While Fanny will simply refuse to limit herself to one man no matter whether she wants to, Lenina shows her rebellious streak by stubbornly staying with Henry for four months.
Lenina also shows a rebellious streak in the dangerous and different men like Marx and John who attract her. While she doesn't understand either of them, she also doesn't want to be with someone boring and ordinary. She is curious to visit the Savage Reservation, and she reaches out to John perhaps past the point she should, given how he treats her. It's as if she wants to be with a man who will broaden her horizons but can't manage to overcome her conditioning enough to receive what they have to offer her, yet her rebellion shows in her reaching out to them.
Lenina challenges the dystopia of Brave New World by proving that even a woman who has been conditioned to hate babies and families and motherhood can actually develop a motherly bond to an infant she has given live birth to. While she is on the Savage Reservation she gives birth to John, and while she struggles with motherhood, she does (in her own awkward way) find ways to nuture him through teaching him to read and finding him some father figures (pope) to help him navigate the world.
Lenina rebels against one of the main tenants of BNW (Community). While she has been raised to believe that everyone belongs to everyone, she is led by John to explore the meaning of true love by studying Shakespeare. She learns the meaning of romance and falls in love with John by the end.
Huxley takes these women perhaps the most seriously, as they were the ones who disproved some of the most sacredly held beliefs of their culture .
In some ways, Linda and Lenina are the most serious rebels of the brave new world. How does the experience of each character challenge the assumptions of the dystopia? Do you think Huxley takes these women characters as seriously as he does the men? Why or why not?
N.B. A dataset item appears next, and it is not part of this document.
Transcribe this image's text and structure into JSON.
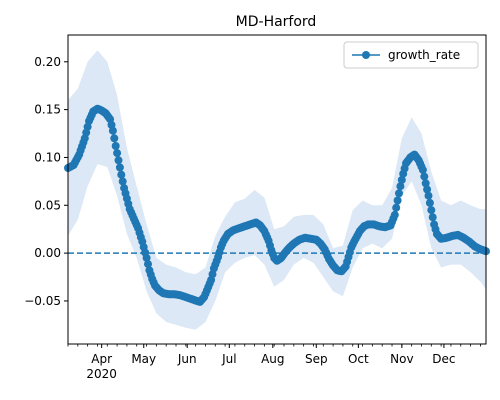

There isn't enough space allotted to get into a decent answer for the first part of your question about how the experiences of Linda and Lenina (note the similar names) challenge the assumptions of the dystopia. However, the eNotes character pages given below are great reference points to get you started successfully down that path.
As for the other, more subjective questions, I believe you could argue it either way. You'd want to put parameters on "seriously", though. As a writer, he takes them seriously enough to include them and make them relevant to the men whose lives they are a part of, but does that men that Huxley himself, personally, took them seriously -- that's only answerable by Huxley.
Personally, I do believe that these characters are as important as the men because they help to bring certain understandings of the two worlds into the reading that otherwise would not be obtained. As a woman, though, it may be, admittedly, that I am identifying more to them than to Bernard or John, their counterparts. Huxley does seem to put a great deal of energy into developing these characters, more so than Fanny, for example. She's really only a part of the story to help us understand Lenina. Though, one could argue that Lenina and Linda are only there to help us understand Bernard and John.
What do you think? Did you feel like Huxley was taking these characters as seriously as the men when you were reading the novel?
It's a great question; good luck with it!